December 28, 2000

I'm starting to like books more. Well I've been reading more Garfield and The Far Side lately..I know that doesn't exactly constitute as literary material, but it's a start. Today I read the Dave Barry novel "Big Trouble" for a few hours. It's really interesting...I can't begin to describe what it's about, cos there are 5 things going on at one time, but they're all connected in some way. It's pretty funny. You should read it.

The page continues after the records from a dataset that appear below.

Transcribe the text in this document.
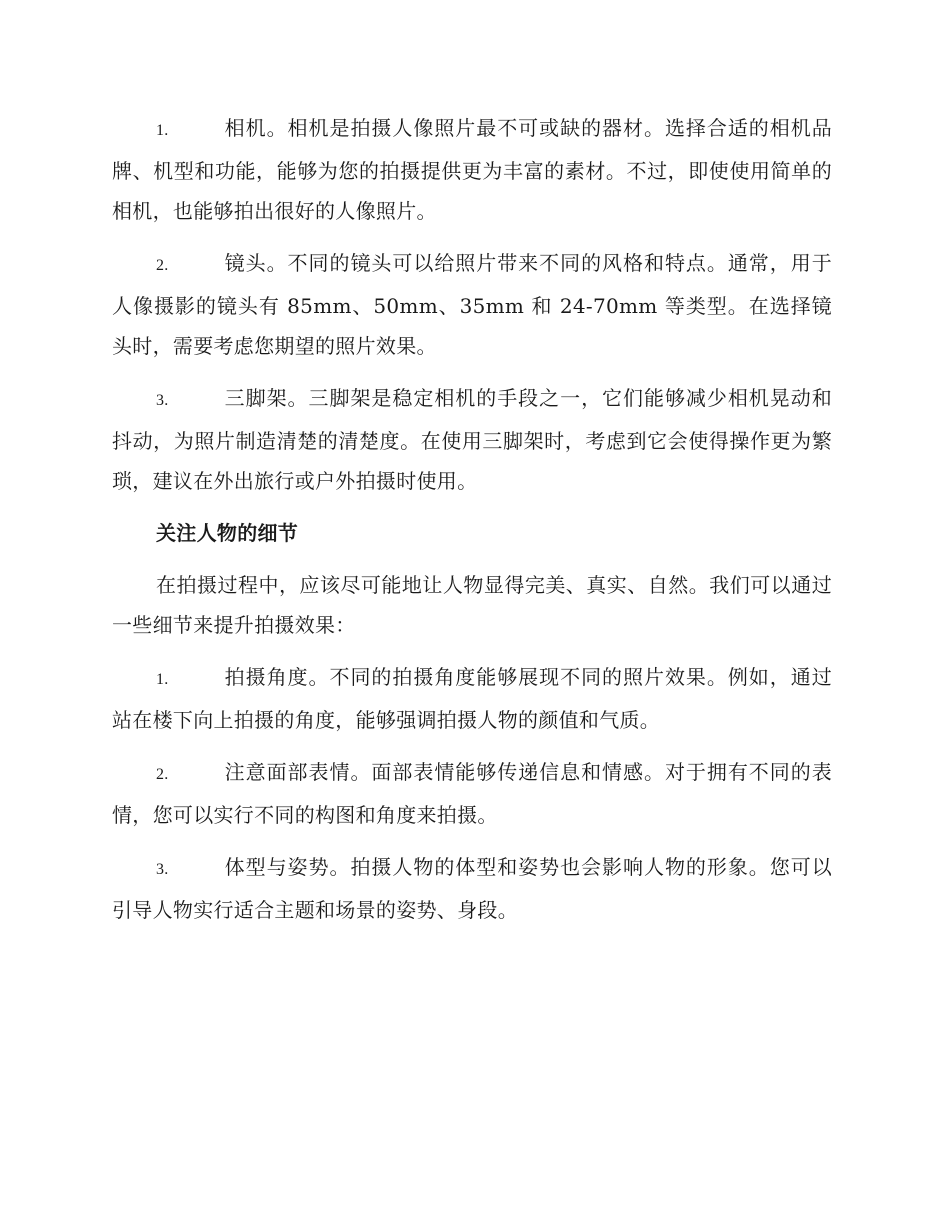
1.	相机。相机是拍摄人像照片最不可或缺的器材。选择合适的相机品牌、机型和功能，能够为您的拍摄提供更为丰富的素材。不过，即使使用简单的相机，也能够拍出很好的人像照片。

2.	镜头。不同的镜头可以给照片带来不同的风格和特点。通常，用于人像摄影的镜头有 85mm、50mm、35mm 和 24-70mm 等类型。在选择镜头时，需要考虑您期望的照片效果。

3.	三脚架。三脚架是稳定相机的手段之一，它们能够减少相机晃动和抖动，为照片制造清楚的清楚度。在使用三脚架时，考虑到它会使得操作更为繁琐，建议在外出旅行或户外拍摄时使用。

关注人物的细节

在拍摄过程中，应该尽可能地让人物显得完美、真实、自然。我们可以通过一些细节来提升拍摄效果：

1.	拍摄角度。不同的拍摄角度能够展现不同的照片效果。例如，通过站在楼下向上拍摄的角度，能够强调拍摄人物的颜值和气质。

2.	注意面部表情。面部表情能够传递信息和情感。对于拥有不同的表情，您可以实行不同的构图和角度来拍摄。

3.	体型与姿势。拍摄人物的体型和姿势也会影响人物的形象。您可以引导人物实行适合主题和场景的姿势、身段。
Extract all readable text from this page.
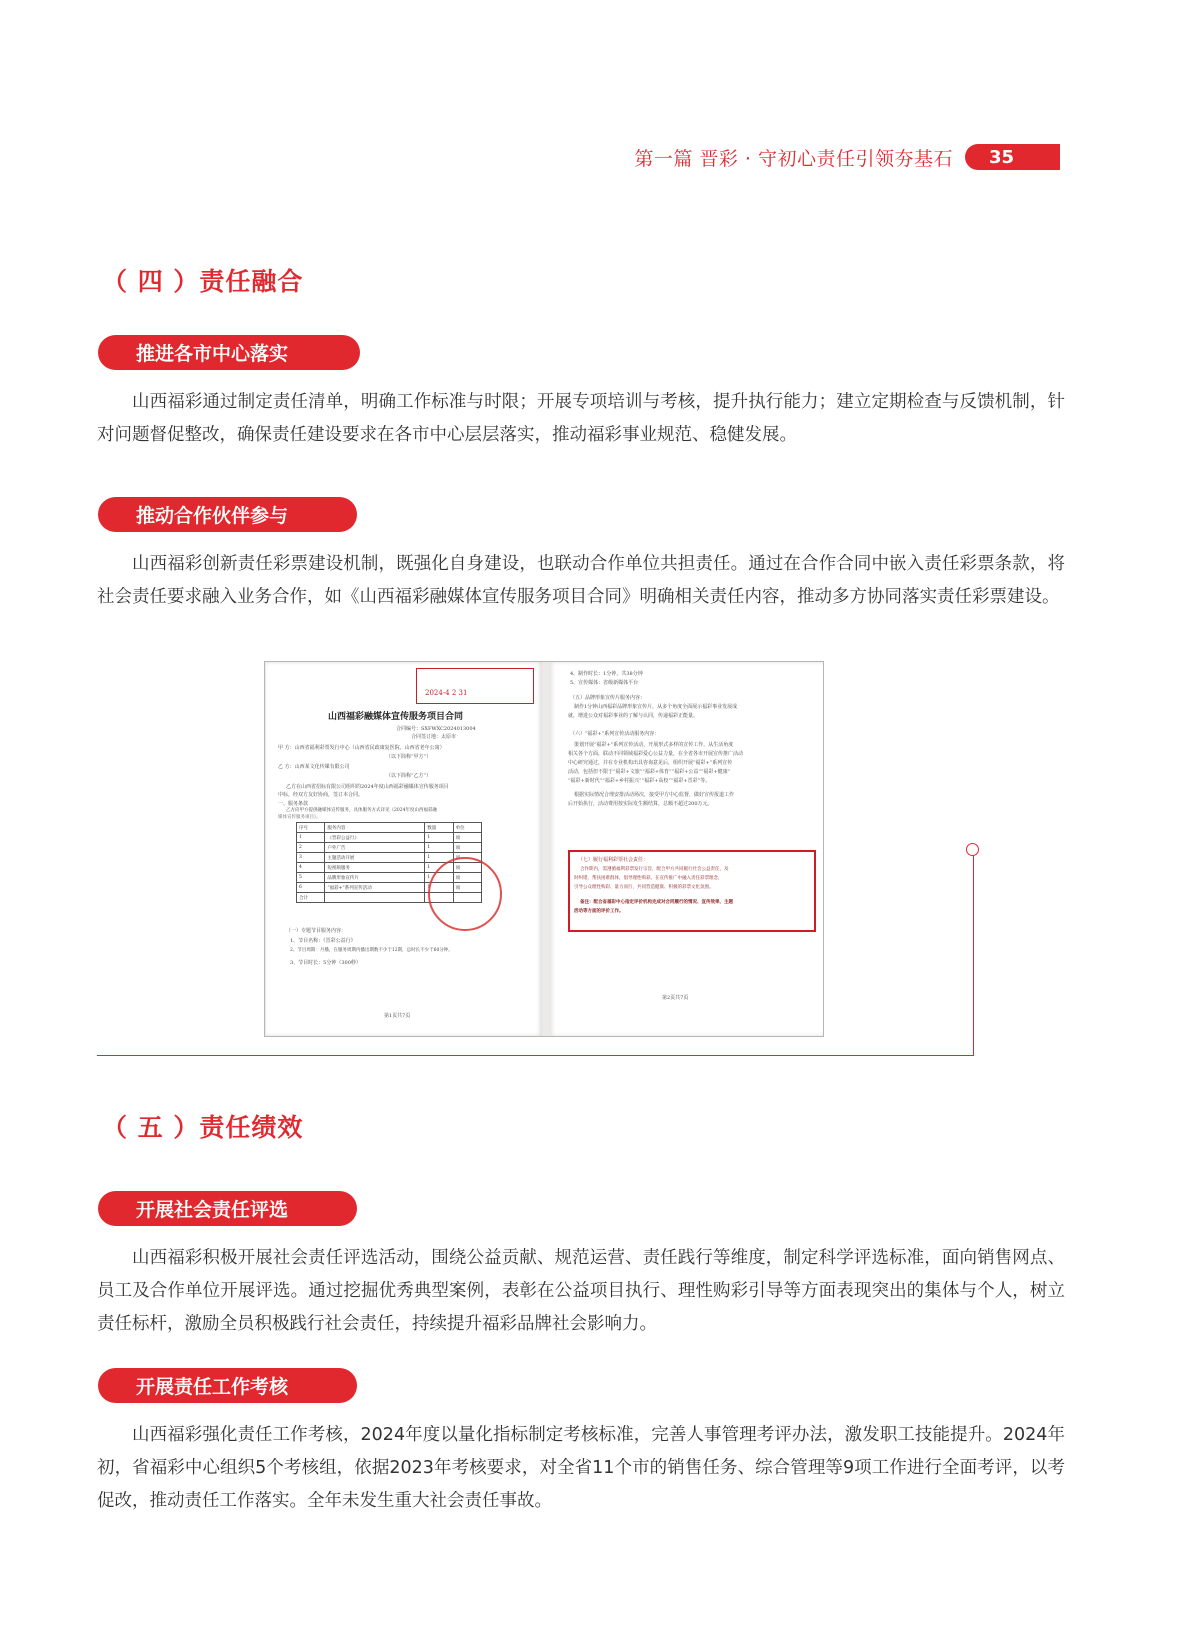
第一篇 晋彩 · 守初心责任引领夯基石	35
（ 四 ）责任融合
推进各市中心落实

山西福彩通过制定责任清单，明确工作标准与时限；开展专项培训与考核，提升执行能力；建立定期检查与反馈机制，针对问题督促整改，确保责任建设要求在各市中心层层落实，推动福彩事业规范、稳健发展。

推动合作伙伴参与

山西福彩创新责任彩票建设机制，既强化自身建设，也联动合作单位共担责任。通过在合作合同中嵌入责任彩票条款，将社会责任要求融入业务合作，如《山西福彩融媒体宣传服务项目合同》明确相关责任内容，推动多方协同落实责任彩票建设。

2024-4 2 31
山西福彩融媒体宣传服务项目合同
合同编号：SXFWXC2024013004
合同签订地：太原市
甲 方：山西省福利彩票发行中心（山西省民政康复医院、山西省老年公寓）
（以下简称“甲方”）
乙 方：山西某文化传媒有限公司
（以下简称“乙方”）
乙方在山西省招标有限公司组织的2024年度山西福彩融媒体宣传服务项目
中标，经双方友好协商，签订本合同。
一、服务条款
乙方向甲方提供融媒体宣传服务，具体服务方式详见《2024年度山西福彩融
媒体宣传服务项目》。
序号	服务内容	数量	单位
1	《晋彩公益行》	1	项
2	户外广告	1	项
3	主题活动开展	1	项
4	短视频服务	1	项
5	品牌形象宣传片	1	项
6	“福彩+”系列宣传活动	1	项
合计			
（一）专题节目服务内容：
1、节目名称：《晋彩公益行》
2、节目周期：月播，在服务周期内播出期数不少于12期，总时长不少于60分钟。
3、节目时长：5分钟（300秒）
第1页共7页
4、制作时长：1分钟，共38分钟
5、宣传媒体：省级新媒体平台
（五）品牌形象宣传片服务内容：
制作1分钟山西福彩品牌形象宣传片，从多个角度全面展示福彩事业发展成
就，增进公众对福彩事业的了解与认同，传递福彩正能量。
（六）“福彩+”系列宣传活动服务内容：
策划开展“福彩+”系列宣传活动，开展形式多样的宣传工作，从生活角度
相关各个方面，联动不同领域福彩爱心公益力量，在全省各市开展宣传推广活动
中心研究通过，并在专业机构出具咨询意见后，组织开展“福彩+”系列宣传
活动，包括但不限于“福彩+文旅”“福彩+体育”“福彩+公益”“福彩+健康”
“福彩+新时代”“福彩+乡村振兴”“福彩+高校”“福彩+晋彩”等。
根据实际情况合理安排活动场次，接受甲方中心监督，做好宣传报道工作
后开始执行，活动费用按实际发生额结算，总额不超过200万元。
（七）履行福利彩票社会责任：
合作期内，需遵循福利彩票发行宗旨，配合甲方共同履行社会公益责任，及
时纠错，帮扶困难群体，倡导理性购彩。在宣传推广中融入责任彩票理念，
引导公众理性购彩、量力而行，共同营造健康、积极的彩票文化氛围。
备注：配合省福彩中心指定评价机构完成对合同履行的情况、宣传效果、主题
活动等方面的评价工作。
第2页共7页
（ 五 ）责任绩效
开展社会责任评选

山西福彩积极开展社会责任评选活动，围绕公益贡献、规范运营、责任践行等维度，制定科学评选标准，面向销售网点、员工及合作单位开展评选。通过挖掘优秀典型案例，表彰在公益项目执行、理性购彩引导等方面表现突出的集体与个人，树立责任标杆，激励全员积极践行社会责任，持续提升福彩品牌社会影响力。

开展责任工作考核

山西福彩强化责任工作考核，2024年度以量化指标制定考核标准，完善人事管理考评办法，激发职工技能提升。2024年初，省福彩中心组织5个考核组，依据2023年考核要求，对全省11个市的销售任务、综合管理等9项工作进行全面考评，以考促改，推动责任工作落实。全年未发生重大社会责任事故。
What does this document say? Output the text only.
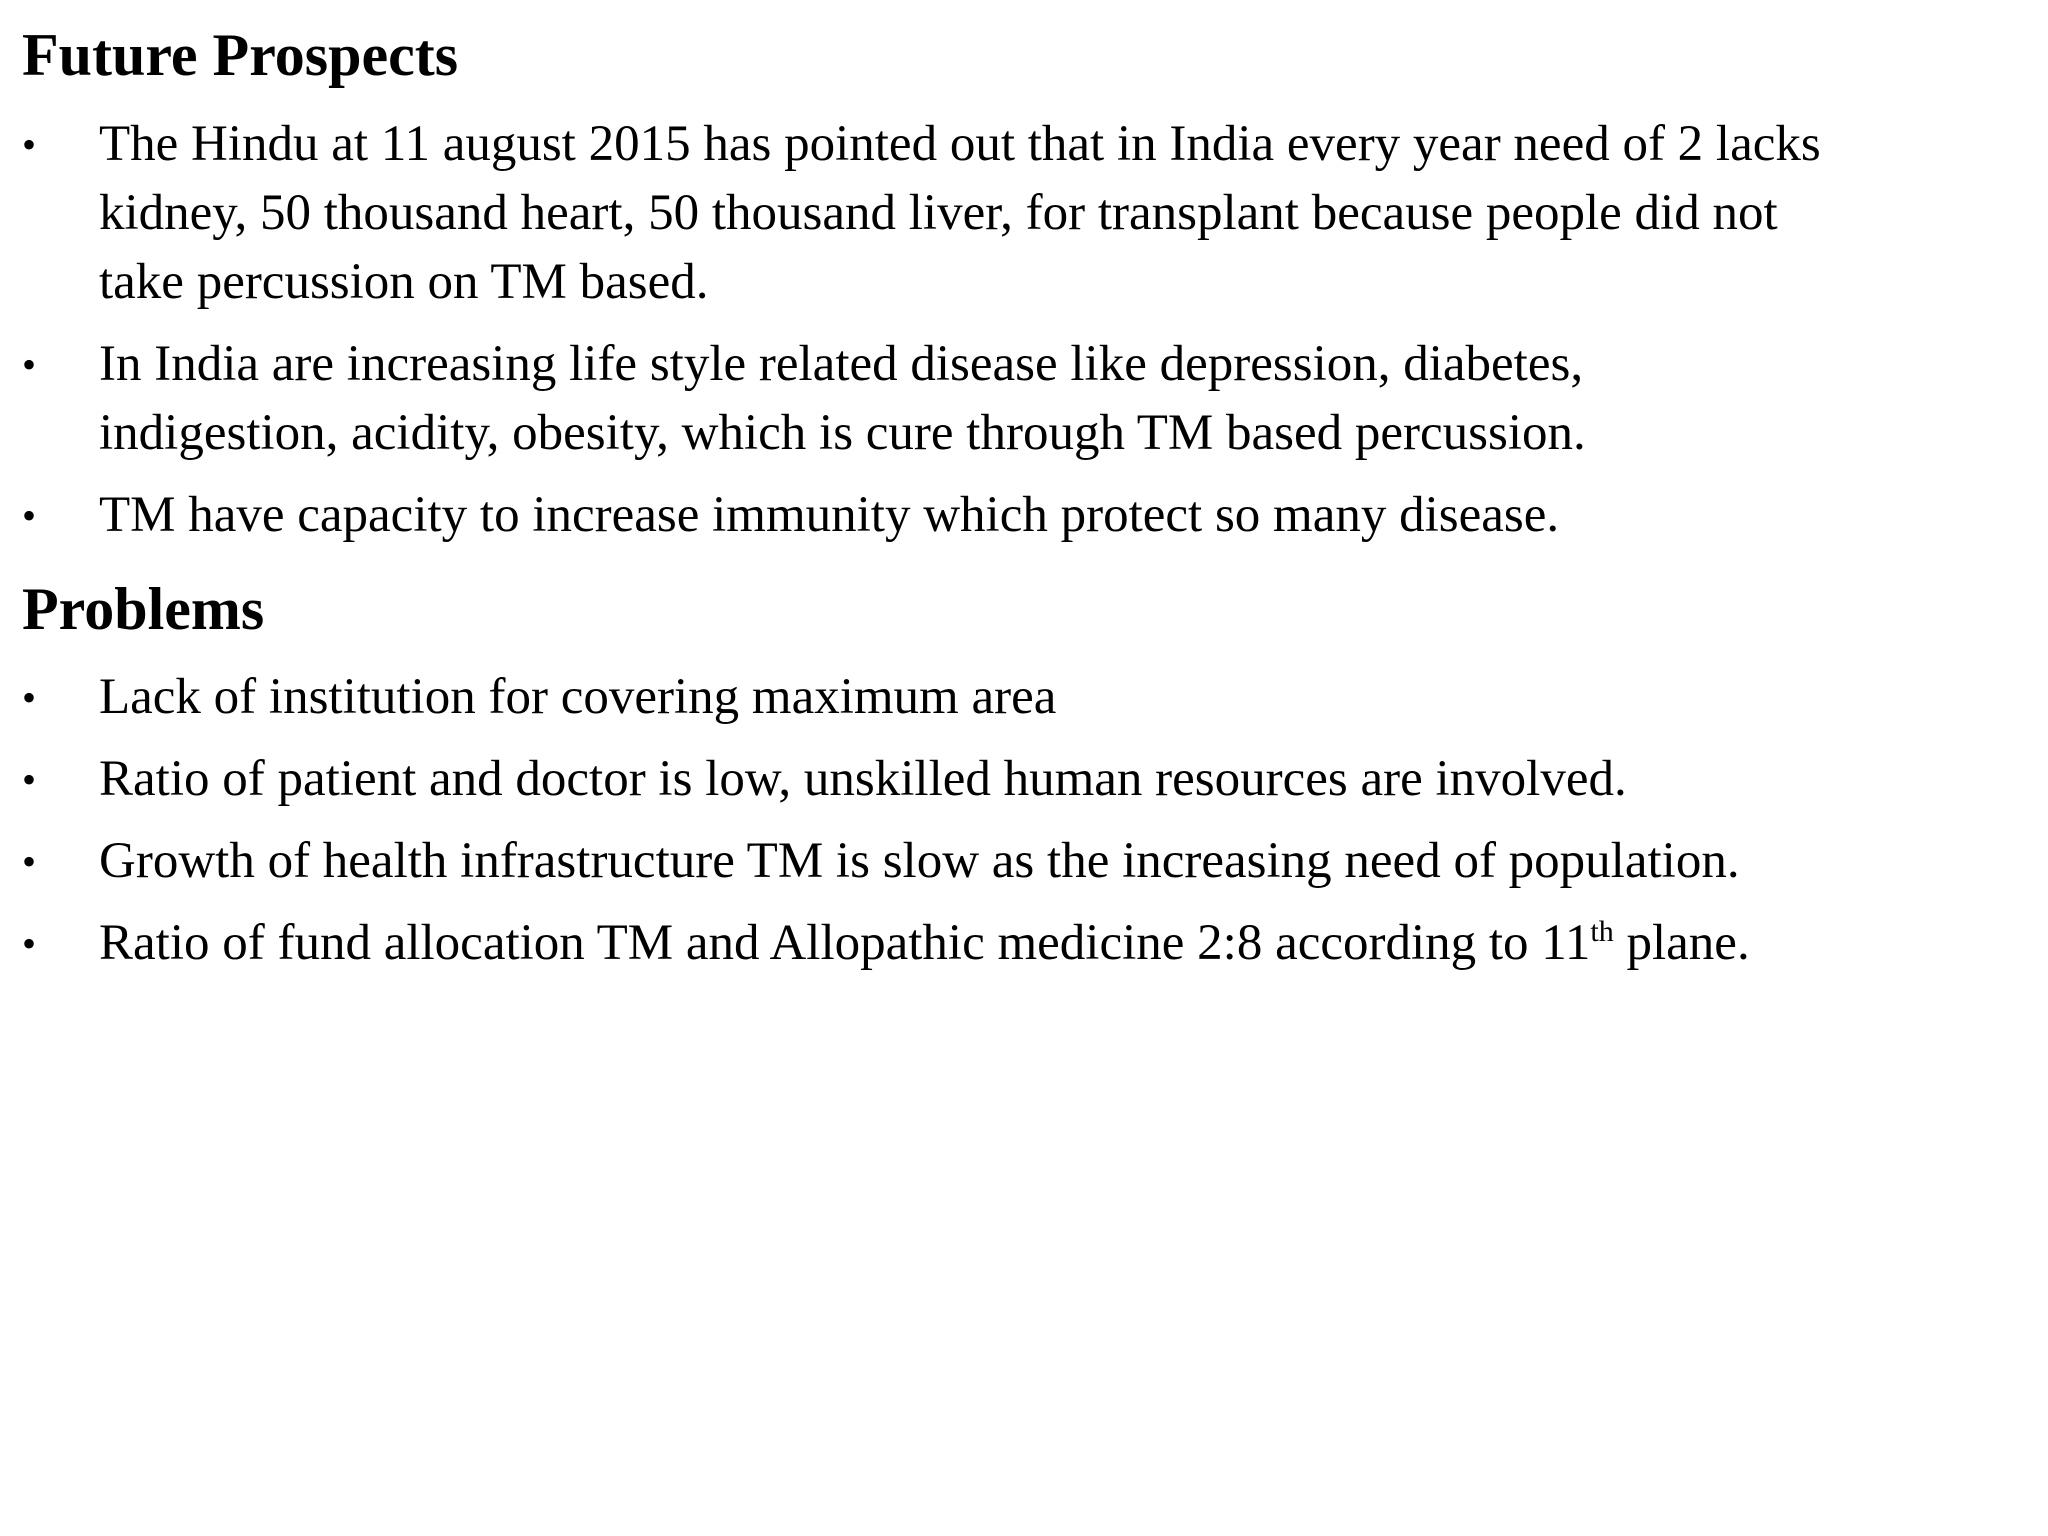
Future Prospects
•	The Hindu at 11 august 2015 has pointed out that in India every year need of 2 lacks
kidney, 50 thousand heart, 50 thousand liver, for transplant because people did not
take percussion on TM based.
•	In India are increasing life style related disease like depression, diabetes,
indigestion, acidity, obesity, which is cure through TM based percussion.
•	TM have capacity to increase immunity which protect so many disease.
Problems
•	Lack of institution for covering maximum area
•	Ratio of patient and doctor is low, unskilled human resources are involved.
•	Growth of health infrastructure TM is slow as the increasing need of population.
•	Ratio of fund allocation TM and Allopathic medicine 2:8 according to 11th plane.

Ah...uh...what else. Haven't been doing much else today. I rather like doing nothing. I don't see why I always have to have something to do. I mean, there is always something I can do, but I don't always need to be entertained. If I have nothing to do, I can go to sleep, or write, or read....or do origami. Or play/listen to music. I would prefer sleeping I guess. Writing is good, as long as it's not school related. Reading and writing is always killed by the school. I don't like the books the school wants us to read, I certainly don't enjoy writing lengthy essays discussing the satire of Huckleberry Finn either. Yeesh. I just got this giant blank gook...well not giant, but it's not exactly a journal, cos it's a bit heavy, just a big blank book, and I've been writing to it like it's a person. But I know it's a book. Yeah. At least we hope so.

I told myself I would write my "Milk is Bad" report today, but I don't want to anymore. I highly doubt I'll want to tomorrow either. Sigh.

Are you close to your relatives and stuff? Cos I'm not. And my dad is always visiting his cousins and stuff and asking my bro and I to join him, if they have kids at least. And really, why would I want to meet my dad's cousin's sons or something? To tell you the truth, if they're not my direct cousins I don't care that much. My dad will talk about someone I've never heard of like they're great pals, and I find out it's my second or third or tenth cousin, or SOMETHING like that, and just cos you're somehow distantly related to someone, doesn't mean you have to meet them and all that stuff. "But she's your second cousin's brother's wife! We must meet!" Uh. Well I think my dad plans on dragging my bro and I to meet his second cousin and his sons.."They're your age!...I think..." Even so, I don't take much interest in people my age. I'd rather be around adults. And they're guys, like that'll help me. Maybe my bro can play videogames with them or something...or maybe we won't go at all. There's supposed to be a snowstorm. That doesn't happen much.

Is Christmas supposed to be some marvelous time or...something? I don't know why I even celebrate it. An excuse to get presents I suppose. Or not. I get presents from my friends and that is nice and all, but I really shouldn't get any presents. I mean, the people that get tons of presents at Christmas probably don't get to have much during the year, so they get all the good stuff at Christmas, right? I mean, if I want a CD player, I can get it right then, but for other people their parents would probably tell them to wait till Christmas. That's the way I see things at least. So I can't get much at Christmas cos I can't think of anything I want; I've gotten most of it already. This Christmas my mum's present to me was to clear me of any money I owed her. I probably owed her $50-$75 from various Christmas shopping. I had bought myself a comic book and a CD I think. Generally, her present to me was money to buy other people presents. I think that works out, don't you? Recycle the Christmas spirit. Ha.